= William T. Evjue =

American newspaper editor and radio executive

William T. Evjue (October 10, 1882 - April 23, 1970; born Peder Wilhelm Theodor Evjue) was an American newspaper editor and radio broadcast executive. He founded The Capital Times and also helped launch the radio station WIBA (AM), both in Madison, Wisconsin. He also served as a Wisconsin state legislator.

==Biography==
Peder Evjue was born to Norwegian emigrant parents in Merrill, Wisconsin. His name was later modified to William T. Evjue.
Evjue first worked for the Citizens Bank of Merrill. He then went to University of Wisconsin in Madison, Wisconsin. After graduating in 1905, Evjue became a reporter at the Milwaukee Sentinel and later worked for the Wisconsin State Journal as the business manager. In 1917, Evjue served in the Wisconsin State Assembly as a Republican. He served as director of the Republican State Central Committee of Wisconsin from 1920 to 1924.
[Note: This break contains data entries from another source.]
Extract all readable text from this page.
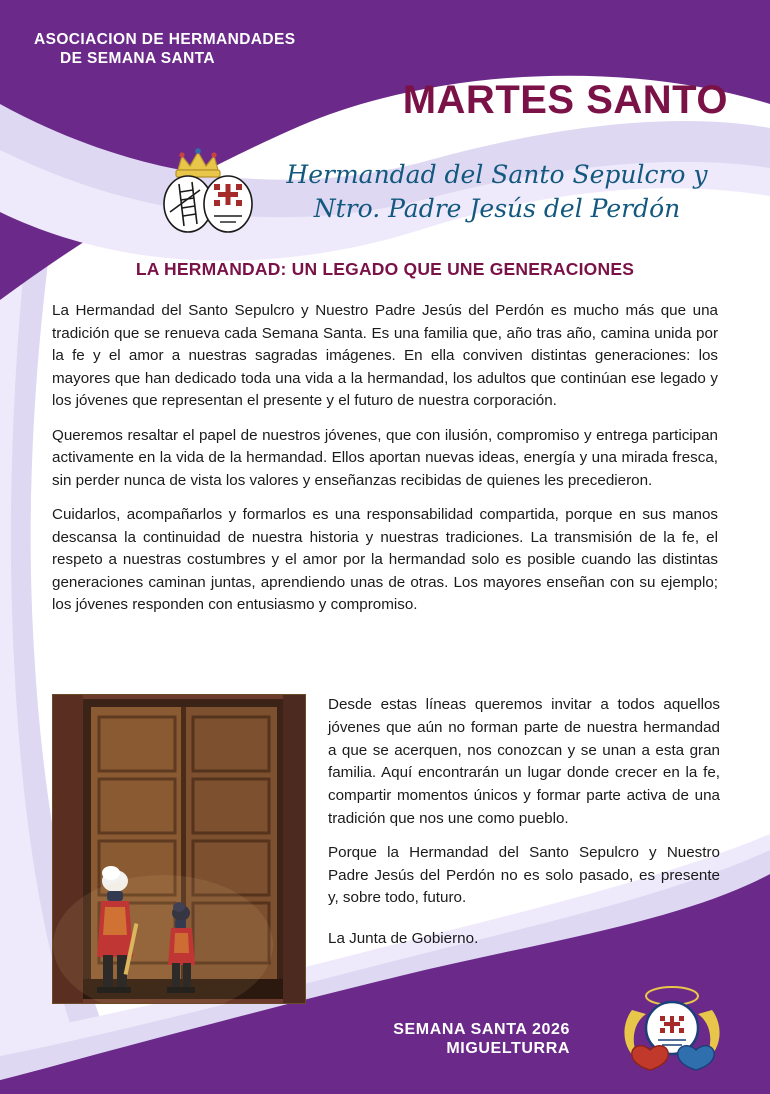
ASOCIACION DE HERMANDADES
DE SEMANA SANTA
MARTES SANTO
Hermandad del Santo Sepulcro y
Ntro. Padre Jesús del Perdón
LA HERMANDAD: UN LEGADO QUE UNE GENERACIONES

La Hermandad del Santo Sepulcro y Nuestro Padre Jesús del Perdón es mucho más que una tradición que se renueva cada Semana Santa. Es una familia que, año tras año, camina unida por la fe y el amor a nuestras sagradas imágenes. En ella conviven distintas generaciones: los mayores que han dedicado toda una vida a la hermandad, los adultos que continúan ese legado y los jóvenes que representan el presente y el futuro de nuestra corporación.

Queremos resaltar el papel de nuestros jóvenes, que con ilusión, compromiso y entrega participan activamente en la vida de la hermandad. Ellos aportan nuevas ideas, energía y una mirada fresca, sin perder nunca de vista los valores y enseñanzas recibidas de quienes les precedieron.

Cuidarlos, acompañarlos y formarlos es una responsabilidad compartida, porque en sus manos descansa la continuidad de nuestra historia y nuestras tradiciones. La transmisión de la fe, el respeto a nuestras costumbres y el amor por la hermandad solo es posible cuando las distintas generaciones caminan juntas, aprendiendo unas de otras. Los mayores enseñan con su ejemplo; los jóvenes responden con entusiasmo y compromiso.

Desde estas líneas queremos invitar a todos aquellos jóvenes que aún no forman parte de nuestra hermandad a que se acerquen, nos conozcan y se unan a esta gran familia. Aquí encontrarán un lugar donde crecer en la fe, compartir momentos únicos y formar parte activa de una tradición que nos une como pueblo.

Porque la Hermandad del Santo Sepulcro y Nuestro Padre Jesús del Perdón no es solo pasado, es presente y, sobre todo, futuro.

La Junta de Gobierno.

SEMANA SANTA 2026
MIGUELTURRA
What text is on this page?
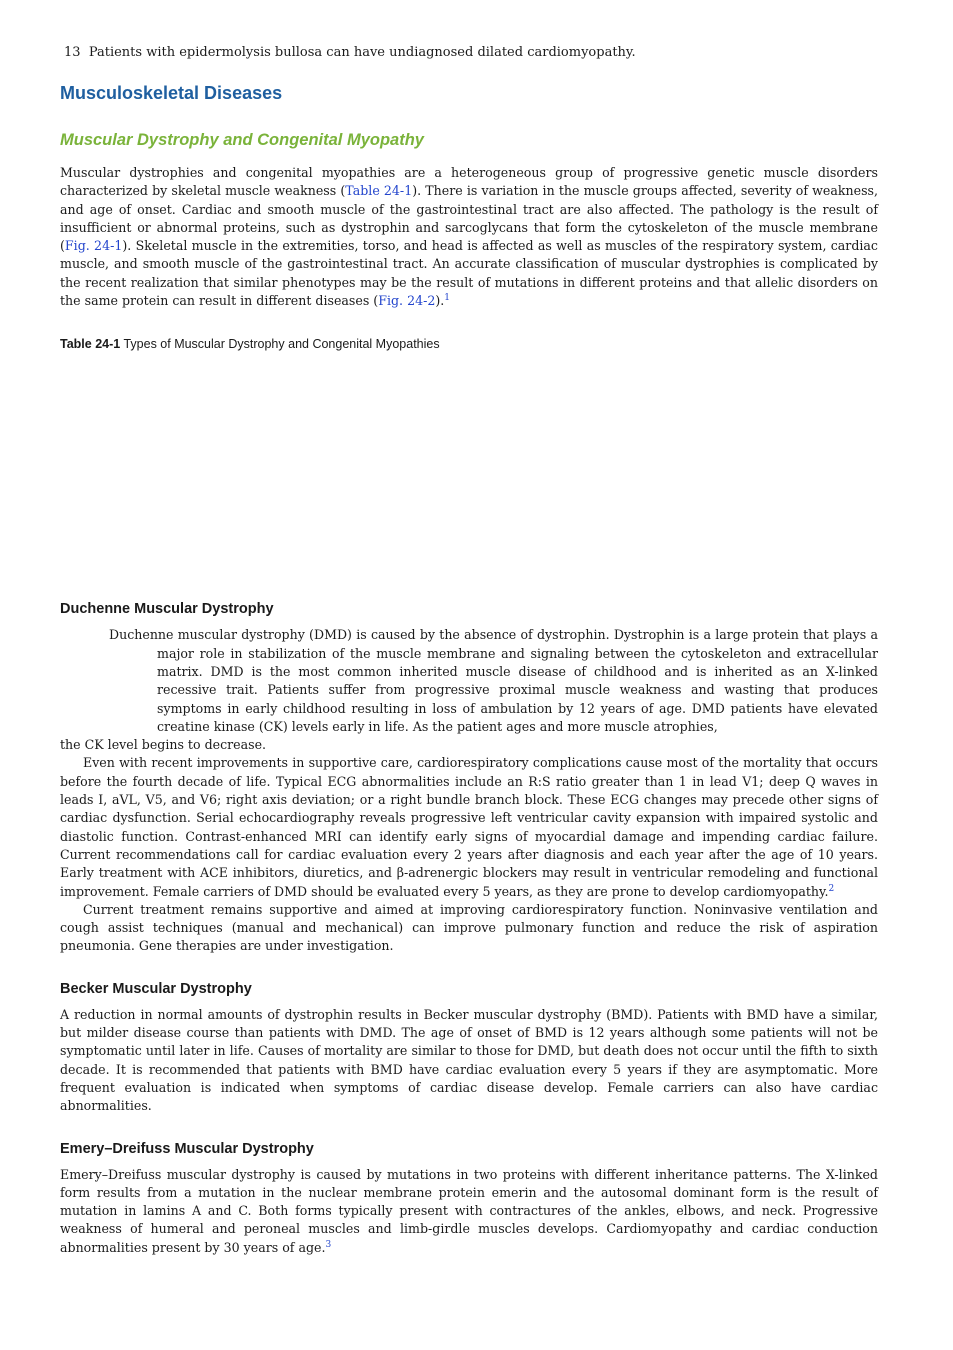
13 Patients with epidermolysis bullosa can have undiagnosed dilated cardiomyopathy.

Musculoskeletal Diseases
Muscular Dystrophy and Congenital Myopathy

Muscular dystrophies and congenital myopathies are a heterogeneous group of progressive genetic muscle disorders characterized by skeletal muscle weakness (Table 24-1). There is variation in the muscle groups affected, severity of weakness, and age of onset. Cardiac and smooth muscle of the gastrointestinal tract are also affected. The pathology is the result of insufficient or abnormal proteins, such as dystrophin and sarcoglycans that form the cytoskeleton of the muscle membrane (Fig. 24-1). Skeletal muscle in the extremities, torso, and head is affected as well as muscles of the respiratory system, cardiac muscle, and smooth muscle of the gastrointestinal tract. An accurate classification of muscular dystrophies is complicated by the recent realization that similar phenotypes may be the result of mutations in different proteins and that allelic disorders on the same protein can result in different diseases (Fig. 24-2).$^1$

Table 24-1 Types of Muscular Dystrophy and Congenital Myopathies

Duchenne Muscular Dystrophy

Duchenne muscular dystrophy (DMD) is caused by the absence of dystrophin. Dystrophin is a large protein that plays a major role in stabilization of the muscle membrane and signaling between the cytoskeleton and extracellular matrix. DMD is the most common inherited muscle disease of childhood and is inherited as an X-linked recessive trait. Patients suffer from progressive proximal muscle weakness and wasting that produces symptoms in early childhood resulting in loss of ambulation by 12 years of age. DMD patients have elevated creatine kinase (CK) levels early in life. As the patient ages and more muscle atrophies,

the CK level begins to decrease.

Even with recent improvements in supportive care, cardiorespiratory complications cause most of the mortality that occurs before the fourth decade of life. Typical ECG abnormalities include an R:S ratio greater than 1 in lead V1; deep Q waves in leads I, aVL, V5, and V6; right axis deviation; or a right bundle branch block. These ECG changes may precede other signs of cardiac dysfunction. Serial echocardiography reveals progressive left ventricular cavity expansion with impaired systolic and diastolic function. Contrast-enhanced MRI can identify early signs of myocardial damage and impending cardiac failure. Current recommendations call for cardiac evaluation every 2 years after diagnosis and each year after the age of 10 years. Early treatment with ACE inhibitors, diuretics, and β-adrenergic blockers may result in ventricular remodeling and functional improvement. Female carriers of DMD should be evaluated every 5 years, as they are prone to develop cardiomyopathy.$^2$

Current treatment remains supportive and aimed at improving cardiorespiratory function. Noninvasive ventilation and cough assist techniques (manual and mechanical) can improve pulmonary function and reduce the risk of aspiration pneumonia. Gene therapies are under investigation.

Becker Muscular Dystrophy

A reduction in normal amounts of dystrophin results in Becker muscular dystrophy (BMD). Patients with BMD have a similar, but milder disease course than patients with DMD. The age of onset of BMD is 12 years although some patients will not be symptomatic until later in life. Causes of mortality are similar to those for DMD, but death does not occur until the fifth to sixth decade. It is recommended that patients with BMD have cardiac evaluation every 5 years if they are asymptomatic. More frequent evaluation is indicated when symptoms of cardiac disease develop. Female carriers can also have cardiac abnormalities.

Emery–Dreifuss Muscular Dystrophy

Emery–Dreifuss muscular dystrophy is caused by mutations in two proteins with different inheritance patterns. The X-linked form results from a mutation in the nuclear membrane protein emerin and the autosomal dominant form is the result of mutation in lamins A and C. Both forms typically present with contractures of the ankles, elbows, and neck. Progressive weakness of humeral and peroneal muscles and limb-girdle muscles develops. Cardiomyopathy and cardiac conduction abnormalities present by 30 years of age.$^3$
The Wisconsin State Journal had opposed the anti-war views of United States Senator Robert M. La Follette, Sr. In 1917, Evjue left the Wisconsin State Journal. He started The Capital Times and continued to support La Follette Sr. and the Wisconsin Progressive Party. Later Evjue and The Capital Times supported Democratic candidates. In 1925, he started the radio station, WIBA, and continued to serve as station president until his death. In 1934, he was appointed chairman of the Wisconsin Progressive Party. Evjue died at his home in Madison, Wisconsin and was buried in Forest Hill Cemetery in Dane County, Wisconsin. Before his death, he established the Evjue Foundation and stipulated in his will that profits go to the foundation to be distributed to worthy causes in the community.